The SLS saga dates to November 2006 when state inspectors visited two residential facilities the agency runs in Southeast, found numerous violations and fined the company $80,000. A return trip three weeks later resulted in more violations and $30,000 more in fines, none of which SLS has paid while it has appealed.
Violations included that SLS limited residents' contact with people outside the facility, violated their privacy by watching them as they used the bathroom, punished them unfairly and humiliated them with other clients, continued to use an unauthorized building for programs and failed to conduct incident reviews as required by state law.
The state also alleged that SLS illegally restrained patients, but a court dismissed that charge.
After finding the violations, the state Office of Mental Health moved to rescind the operating permits SLS uses to run two residential-treatment facilties and a clinic.

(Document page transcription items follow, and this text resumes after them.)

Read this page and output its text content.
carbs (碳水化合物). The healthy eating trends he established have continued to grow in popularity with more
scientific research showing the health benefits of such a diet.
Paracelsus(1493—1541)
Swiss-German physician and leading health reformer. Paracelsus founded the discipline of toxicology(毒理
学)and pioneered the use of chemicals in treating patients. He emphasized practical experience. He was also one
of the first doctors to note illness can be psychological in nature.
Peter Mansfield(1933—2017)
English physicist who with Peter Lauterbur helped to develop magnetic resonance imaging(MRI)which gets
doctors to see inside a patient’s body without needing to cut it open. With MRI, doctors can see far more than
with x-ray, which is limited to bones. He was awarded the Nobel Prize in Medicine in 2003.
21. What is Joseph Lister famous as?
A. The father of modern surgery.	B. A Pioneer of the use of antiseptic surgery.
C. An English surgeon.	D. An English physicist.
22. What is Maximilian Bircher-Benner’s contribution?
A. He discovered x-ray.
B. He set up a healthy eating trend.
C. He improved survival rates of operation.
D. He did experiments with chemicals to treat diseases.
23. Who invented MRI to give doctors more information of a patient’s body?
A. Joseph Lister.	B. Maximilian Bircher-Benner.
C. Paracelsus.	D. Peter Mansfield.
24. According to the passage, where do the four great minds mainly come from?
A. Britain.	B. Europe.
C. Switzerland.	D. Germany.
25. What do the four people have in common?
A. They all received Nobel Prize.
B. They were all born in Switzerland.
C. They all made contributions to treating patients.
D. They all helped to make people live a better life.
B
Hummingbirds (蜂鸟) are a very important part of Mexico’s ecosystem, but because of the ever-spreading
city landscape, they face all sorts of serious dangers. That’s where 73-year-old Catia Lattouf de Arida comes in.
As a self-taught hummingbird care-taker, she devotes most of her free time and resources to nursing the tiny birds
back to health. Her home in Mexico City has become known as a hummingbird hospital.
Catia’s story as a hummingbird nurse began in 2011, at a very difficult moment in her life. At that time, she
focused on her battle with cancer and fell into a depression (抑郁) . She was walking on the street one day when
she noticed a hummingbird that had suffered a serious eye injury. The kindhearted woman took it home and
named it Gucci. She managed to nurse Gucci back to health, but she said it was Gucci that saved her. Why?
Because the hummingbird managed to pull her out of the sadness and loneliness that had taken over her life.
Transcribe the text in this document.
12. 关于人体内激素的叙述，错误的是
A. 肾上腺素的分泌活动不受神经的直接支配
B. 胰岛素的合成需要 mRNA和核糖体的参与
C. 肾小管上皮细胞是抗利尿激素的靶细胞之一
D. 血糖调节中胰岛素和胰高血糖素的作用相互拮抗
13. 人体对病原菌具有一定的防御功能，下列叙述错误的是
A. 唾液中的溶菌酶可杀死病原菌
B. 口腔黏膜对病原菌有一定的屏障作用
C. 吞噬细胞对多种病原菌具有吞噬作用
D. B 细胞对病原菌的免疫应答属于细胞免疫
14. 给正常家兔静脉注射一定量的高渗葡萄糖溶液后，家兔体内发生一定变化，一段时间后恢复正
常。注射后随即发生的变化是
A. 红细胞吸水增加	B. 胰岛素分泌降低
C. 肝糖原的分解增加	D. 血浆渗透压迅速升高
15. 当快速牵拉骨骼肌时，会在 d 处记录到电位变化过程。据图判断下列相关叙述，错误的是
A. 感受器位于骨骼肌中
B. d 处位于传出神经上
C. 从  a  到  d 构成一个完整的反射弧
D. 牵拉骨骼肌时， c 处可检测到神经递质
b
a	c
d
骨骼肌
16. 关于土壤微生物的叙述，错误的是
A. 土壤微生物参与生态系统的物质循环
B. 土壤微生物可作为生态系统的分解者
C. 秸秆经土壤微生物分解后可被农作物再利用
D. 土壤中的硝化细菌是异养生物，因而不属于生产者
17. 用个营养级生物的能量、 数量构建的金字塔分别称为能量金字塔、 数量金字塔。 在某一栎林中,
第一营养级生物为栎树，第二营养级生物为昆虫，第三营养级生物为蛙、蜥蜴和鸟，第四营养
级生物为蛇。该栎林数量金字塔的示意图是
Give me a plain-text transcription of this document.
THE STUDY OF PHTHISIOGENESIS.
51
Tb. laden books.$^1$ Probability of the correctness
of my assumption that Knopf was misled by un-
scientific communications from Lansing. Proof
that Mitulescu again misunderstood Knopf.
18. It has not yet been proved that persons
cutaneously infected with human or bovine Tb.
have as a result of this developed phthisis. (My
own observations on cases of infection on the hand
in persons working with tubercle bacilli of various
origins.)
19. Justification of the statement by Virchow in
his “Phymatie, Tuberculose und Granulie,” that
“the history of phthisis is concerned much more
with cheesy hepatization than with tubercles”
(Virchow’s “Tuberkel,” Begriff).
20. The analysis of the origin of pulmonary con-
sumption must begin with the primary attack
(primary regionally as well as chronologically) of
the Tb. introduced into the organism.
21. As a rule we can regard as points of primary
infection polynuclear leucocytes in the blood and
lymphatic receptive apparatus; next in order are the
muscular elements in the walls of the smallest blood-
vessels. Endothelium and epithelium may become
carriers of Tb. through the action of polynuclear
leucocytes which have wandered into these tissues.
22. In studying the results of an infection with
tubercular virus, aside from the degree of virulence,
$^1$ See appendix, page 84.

SLS appealed but a hearing officer ruled in favor of the state, and Hogan upheld the ruling.
SLS then appealed to state Supreme Court. In December 2008, Justice Andrew P. O'Rourke ruled in favor of SLS, calling OMH's actions "arbitrary, capricious and contrary to the law and wholly unsupported by substantial evidence."
While the ruling vacated the fines and allowed SLS to operate, the state turned to the court's Appellate Division, which largely overturned O'Rourke and reinstated many of the fines in November.
That led to the latest, 49-day hearing before OMH that began in January and involved 31 witnesses and more than 200 exhibits.
In his ruling, Hogan said some testimony from SLS witnesses "was not deemed credible" and concluded that "SLS has willfully and knowingly failed to adhere to OMH directives."
Dr. Joseph Santoro, who runs SLS with Alfred Bergman, testified that Evan Marshall, a patient who left SLS in August 2006 and committed a murder on Long Island, was not receiving clinical services from the agency at the time of the killing. Marshall, who is serving 29 years to life in prison, killed his mother's neighbor and drove around with her severed head in his car.
"If this were true, SLS would not have had any obligation to report the homicide. However, the clinic records showed otherwise," Hogan wrote in his ruling.
He also noted that Santoro testified that patients could leave SLS grounds without permission. "But the testimony of other witnesses, which is credited, is that there was no such freedom ," Hogan wrote.
He concluded that SLS' collective actions "to evade lawful orders and directives of OMH ... show a lack of the requisite character for a person to have an operating certificate."
Jill Daniels, a spokeswoman for OMH, said in an e-mail that with Hogan's decision SLS has exhausted its administrative remedies but can appeal in court.
Trueman, the SLS lawyer, noted that the agency prevailed in the earlier ruling from O'Rourke.
"We anticipate that will happen in this proceeding as well," he said. "We believe the issues of law are in their favor. SLS remains committed, as always, to helping their clients recover from their disorders and lead healthier and happier lives."
Two former patients filed a $225 million federal class-action lawsuit in 2007 against various companies affiliated with SLS, alleging they were physically and emotionally abused while patients there. The case is pending in federal court in White Plains.
Pleasantville resident Glen Feinberg, an attorney who has complained of alleged abusive treatment his son received while an SLS patient, declined to comment Wednesday.